NC high court hears challenge of Duke Energy rate
North Carolina's attorney general wants the state's highest court to reverse Duke Energy's 7.2 percent electricity price increase, a decision that also let the country's largest electric company lock in a 10.5 percent profit while consumers struggle.Posted — Updated
The state Supreme Court on Tuesday hears arguments in a case challenging Duke Energy's rate increase on its 1.8 million North Carolina customers. The hike was approved in January by the North Carolina Utilities Commission.
The decision – opposed by hundreds of consumers who spoke at public hearings or wrote the commission – pushed typical residential bills up by $7 a month to almost $103.
"Allowing double-digit profits when families and small businesses are struggling just to keep the lights on is wrong," Attorney General Roy Cooper said in a statement Monday.
Cooper's court challenge claims the Utilities Commission failed to consider North Carolina's high unemployment and other tough economic conditions that leave consumers struggling. The Utilities Commission and its division that advocates for consumers, the Public Staff, too readily accepted Duke Energy's arguments for a rate increase, he said.
"(People are) having to adjust their budgets. Utility companies should have to do the same thing," he said. "They should have to operate on a lower profit margin, particularly when you consider what's happing to North Carolina consumers."
Charlotte-based Duke Energy said Monday its rate increase was justified and reasonable by the state regulator responsible for balancing the interests of both customers and investors.
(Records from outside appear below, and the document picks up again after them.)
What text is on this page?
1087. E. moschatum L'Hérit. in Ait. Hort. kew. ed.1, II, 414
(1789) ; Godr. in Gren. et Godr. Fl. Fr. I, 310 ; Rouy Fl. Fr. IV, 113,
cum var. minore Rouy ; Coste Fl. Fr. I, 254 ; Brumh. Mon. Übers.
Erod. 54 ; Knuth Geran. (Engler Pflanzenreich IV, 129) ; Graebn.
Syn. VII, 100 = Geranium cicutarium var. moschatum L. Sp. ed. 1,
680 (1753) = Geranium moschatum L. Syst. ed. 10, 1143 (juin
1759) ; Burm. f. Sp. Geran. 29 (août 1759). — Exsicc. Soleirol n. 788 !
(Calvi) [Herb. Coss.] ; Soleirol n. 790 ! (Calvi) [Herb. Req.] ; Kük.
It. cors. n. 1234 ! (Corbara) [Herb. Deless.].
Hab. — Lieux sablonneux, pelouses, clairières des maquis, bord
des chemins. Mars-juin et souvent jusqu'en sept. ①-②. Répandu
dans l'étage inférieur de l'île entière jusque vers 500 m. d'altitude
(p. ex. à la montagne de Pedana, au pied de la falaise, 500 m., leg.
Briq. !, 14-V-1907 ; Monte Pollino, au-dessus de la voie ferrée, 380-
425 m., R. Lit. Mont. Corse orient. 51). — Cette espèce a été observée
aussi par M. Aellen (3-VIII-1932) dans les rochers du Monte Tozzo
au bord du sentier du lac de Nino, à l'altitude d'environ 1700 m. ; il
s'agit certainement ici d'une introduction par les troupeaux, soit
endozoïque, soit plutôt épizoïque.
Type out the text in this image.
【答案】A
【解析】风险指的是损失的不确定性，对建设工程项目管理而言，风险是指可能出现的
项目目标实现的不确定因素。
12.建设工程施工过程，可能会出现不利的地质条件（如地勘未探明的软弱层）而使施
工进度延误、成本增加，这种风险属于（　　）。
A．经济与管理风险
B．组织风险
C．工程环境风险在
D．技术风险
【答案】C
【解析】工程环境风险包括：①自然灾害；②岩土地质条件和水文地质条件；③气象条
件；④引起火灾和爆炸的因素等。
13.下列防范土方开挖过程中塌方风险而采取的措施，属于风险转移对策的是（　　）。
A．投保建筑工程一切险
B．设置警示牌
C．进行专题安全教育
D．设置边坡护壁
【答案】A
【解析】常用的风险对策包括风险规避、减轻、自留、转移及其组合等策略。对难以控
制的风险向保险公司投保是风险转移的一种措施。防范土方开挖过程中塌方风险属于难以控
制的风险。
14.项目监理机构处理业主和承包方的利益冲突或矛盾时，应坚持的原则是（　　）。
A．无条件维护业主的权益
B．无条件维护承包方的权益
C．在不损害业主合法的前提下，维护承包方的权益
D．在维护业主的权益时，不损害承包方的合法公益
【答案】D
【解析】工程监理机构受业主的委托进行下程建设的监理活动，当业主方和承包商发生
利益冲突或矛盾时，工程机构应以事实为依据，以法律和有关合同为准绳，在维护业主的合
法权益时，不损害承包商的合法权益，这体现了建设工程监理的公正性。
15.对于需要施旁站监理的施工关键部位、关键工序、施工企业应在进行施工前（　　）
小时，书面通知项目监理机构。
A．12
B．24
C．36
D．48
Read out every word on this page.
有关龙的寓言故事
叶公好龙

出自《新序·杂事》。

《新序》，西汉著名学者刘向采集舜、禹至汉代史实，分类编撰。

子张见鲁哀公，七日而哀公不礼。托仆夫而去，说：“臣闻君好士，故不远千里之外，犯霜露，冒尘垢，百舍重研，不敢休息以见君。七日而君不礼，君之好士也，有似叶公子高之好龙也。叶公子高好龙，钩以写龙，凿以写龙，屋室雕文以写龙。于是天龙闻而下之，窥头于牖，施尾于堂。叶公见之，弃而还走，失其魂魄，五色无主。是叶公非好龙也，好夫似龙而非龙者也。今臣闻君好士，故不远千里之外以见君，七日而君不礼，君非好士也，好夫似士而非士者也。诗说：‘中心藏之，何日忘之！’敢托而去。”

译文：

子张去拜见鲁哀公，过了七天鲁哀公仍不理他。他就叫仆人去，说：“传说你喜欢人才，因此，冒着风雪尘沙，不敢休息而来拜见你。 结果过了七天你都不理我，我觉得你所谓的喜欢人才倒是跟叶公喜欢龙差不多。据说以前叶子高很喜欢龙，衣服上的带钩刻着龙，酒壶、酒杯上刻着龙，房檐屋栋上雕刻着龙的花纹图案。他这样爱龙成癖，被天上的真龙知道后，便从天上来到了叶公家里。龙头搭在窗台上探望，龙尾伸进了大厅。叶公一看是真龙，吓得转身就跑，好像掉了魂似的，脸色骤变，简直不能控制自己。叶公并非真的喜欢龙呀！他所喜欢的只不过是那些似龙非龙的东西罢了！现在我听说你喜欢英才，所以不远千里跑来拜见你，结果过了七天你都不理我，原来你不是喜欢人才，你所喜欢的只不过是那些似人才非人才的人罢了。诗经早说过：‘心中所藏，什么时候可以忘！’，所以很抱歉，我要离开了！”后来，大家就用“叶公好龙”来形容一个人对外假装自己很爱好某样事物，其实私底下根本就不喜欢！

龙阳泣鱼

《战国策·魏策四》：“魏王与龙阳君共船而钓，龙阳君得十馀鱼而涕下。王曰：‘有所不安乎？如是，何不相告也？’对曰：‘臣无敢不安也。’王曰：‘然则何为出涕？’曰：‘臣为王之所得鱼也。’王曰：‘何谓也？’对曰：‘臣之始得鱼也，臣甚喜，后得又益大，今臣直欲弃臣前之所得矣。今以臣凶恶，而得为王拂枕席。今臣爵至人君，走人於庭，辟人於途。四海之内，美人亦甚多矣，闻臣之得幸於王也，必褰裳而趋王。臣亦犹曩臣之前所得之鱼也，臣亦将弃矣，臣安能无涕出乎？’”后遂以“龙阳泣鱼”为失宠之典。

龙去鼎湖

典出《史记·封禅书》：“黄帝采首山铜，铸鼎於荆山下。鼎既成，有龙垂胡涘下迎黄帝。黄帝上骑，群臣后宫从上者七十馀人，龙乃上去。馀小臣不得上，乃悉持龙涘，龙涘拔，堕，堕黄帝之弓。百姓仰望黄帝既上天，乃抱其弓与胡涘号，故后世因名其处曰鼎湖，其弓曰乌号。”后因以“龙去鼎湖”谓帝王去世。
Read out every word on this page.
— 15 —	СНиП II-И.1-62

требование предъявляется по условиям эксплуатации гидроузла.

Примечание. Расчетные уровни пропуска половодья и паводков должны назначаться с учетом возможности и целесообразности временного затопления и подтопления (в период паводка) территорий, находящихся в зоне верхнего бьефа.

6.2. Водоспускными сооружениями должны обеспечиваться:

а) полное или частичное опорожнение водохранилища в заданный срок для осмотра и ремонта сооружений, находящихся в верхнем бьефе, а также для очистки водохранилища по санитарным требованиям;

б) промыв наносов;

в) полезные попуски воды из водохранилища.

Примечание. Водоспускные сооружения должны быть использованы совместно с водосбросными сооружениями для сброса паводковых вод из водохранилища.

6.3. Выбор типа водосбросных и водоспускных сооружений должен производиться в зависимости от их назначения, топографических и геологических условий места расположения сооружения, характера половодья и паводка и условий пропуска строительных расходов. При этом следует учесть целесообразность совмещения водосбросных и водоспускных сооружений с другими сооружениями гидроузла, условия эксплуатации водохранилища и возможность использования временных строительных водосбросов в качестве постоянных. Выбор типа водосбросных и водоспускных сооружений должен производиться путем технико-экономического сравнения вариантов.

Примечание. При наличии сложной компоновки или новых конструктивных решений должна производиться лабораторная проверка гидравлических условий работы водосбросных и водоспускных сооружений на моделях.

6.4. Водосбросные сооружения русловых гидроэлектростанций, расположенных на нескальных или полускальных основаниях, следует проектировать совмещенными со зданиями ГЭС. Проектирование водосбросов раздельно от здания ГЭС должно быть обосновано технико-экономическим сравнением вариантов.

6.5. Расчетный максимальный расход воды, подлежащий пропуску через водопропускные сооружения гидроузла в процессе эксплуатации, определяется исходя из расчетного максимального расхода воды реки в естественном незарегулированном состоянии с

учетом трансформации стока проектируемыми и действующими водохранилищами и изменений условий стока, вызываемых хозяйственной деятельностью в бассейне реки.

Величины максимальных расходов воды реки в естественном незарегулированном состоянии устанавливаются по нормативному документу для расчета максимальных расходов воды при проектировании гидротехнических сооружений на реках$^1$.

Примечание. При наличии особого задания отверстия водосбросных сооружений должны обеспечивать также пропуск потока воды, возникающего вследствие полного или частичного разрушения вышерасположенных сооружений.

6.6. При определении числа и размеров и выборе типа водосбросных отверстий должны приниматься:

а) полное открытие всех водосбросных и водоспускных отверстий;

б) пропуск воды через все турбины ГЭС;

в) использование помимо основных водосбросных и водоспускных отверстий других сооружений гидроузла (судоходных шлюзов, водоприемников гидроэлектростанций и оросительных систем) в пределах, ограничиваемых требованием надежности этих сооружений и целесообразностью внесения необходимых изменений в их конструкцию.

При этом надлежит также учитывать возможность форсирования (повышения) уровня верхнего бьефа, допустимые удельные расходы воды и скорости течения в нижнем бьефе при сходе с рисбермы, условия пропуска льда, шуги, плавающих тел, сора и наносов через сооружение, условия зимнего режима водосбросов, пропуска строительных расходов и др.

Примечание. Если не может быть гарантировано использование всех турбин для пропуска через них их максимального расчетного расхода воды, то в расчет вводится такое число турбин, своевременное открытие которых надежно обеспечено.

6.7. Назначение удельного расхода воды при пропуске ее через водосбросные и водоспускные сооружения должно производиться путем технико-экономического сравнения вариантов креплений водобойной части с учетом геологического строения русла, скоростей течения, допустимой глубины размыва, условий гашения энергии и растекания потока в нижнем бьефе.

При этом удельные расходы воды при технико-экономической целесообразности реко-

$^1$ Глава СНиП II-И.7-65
The contested issues include the profit margin Duke Energy was allowed to earn after capital investments of $4.8 billion for power plant modernization, environmental compliance, and other construction projects approved by state regulators since 2009.
"We know there's never a good time for a rate increase, and we have worked hard to keep costs low for our customers. Maintaining a system of electric service for millions of North Carolina homes and businesses involves continuous investment, and by law we are entitled to recoup that investment," spokesman Mike Hughes said.
The company said in court documents that it's up to the regulator of the state's regional electric monopolies and not to the courts to decide what is fair both to consumers and the company.
This isn't the first time Cooper's office has gone to court arguing that consumers got a raw deal from the Utilities Commission. He appealed a Utilities Commission decision allowing Piedmont Natural Gas to use an experimental formula that would increase rates as customer usage declined. The company negotiated a lower rate increase with him in 2006.
But the case comes at a time that Duke Energy is under fire on multiple fronts.
Cooper's office and the Utilities Commission are running separate investigations into whether Duke Energy misled regulators ahead of its takeover of Raleigh-based Progress Energy, which was finalized in July. Hours after the deal was concluded, Duke Energy's board ousted the CEO promised throughout the 18-month process of combining North Carolina's two Fortune 500 energy companies.
Duke Energy now has 7.1 million residential and business customers in North Carolina, South Carolina, Ohio, Kentucky, Indiana and Florida.
Progress Energy last month asked regulators to approve an increase in electricity rates in the Duke Energy subsidiary's territories in eastern North Carolina and the Asheville area, which would raise the average home's power costs by almost $180 a year. Duke Energy said the requested rate increase is not related to its takeover. Duke Energy expects to seek rate increases in its pre-merger western North Carolina territory next year.
The Public Staff argued its negotiations with Duke Energy led to the best deal possible for consumers, including a big reduction in what the company originally sought. The Utilities Commission considered the toll on consumers, then had to use its best judgment, Public Staff attorney William Grantmyre wrote in a court filing.
"Considerations such as the changing economic conditions referred to by the Attorney General are not capable of quantification and therefore cannot be addressed in findings of fact," he wrote.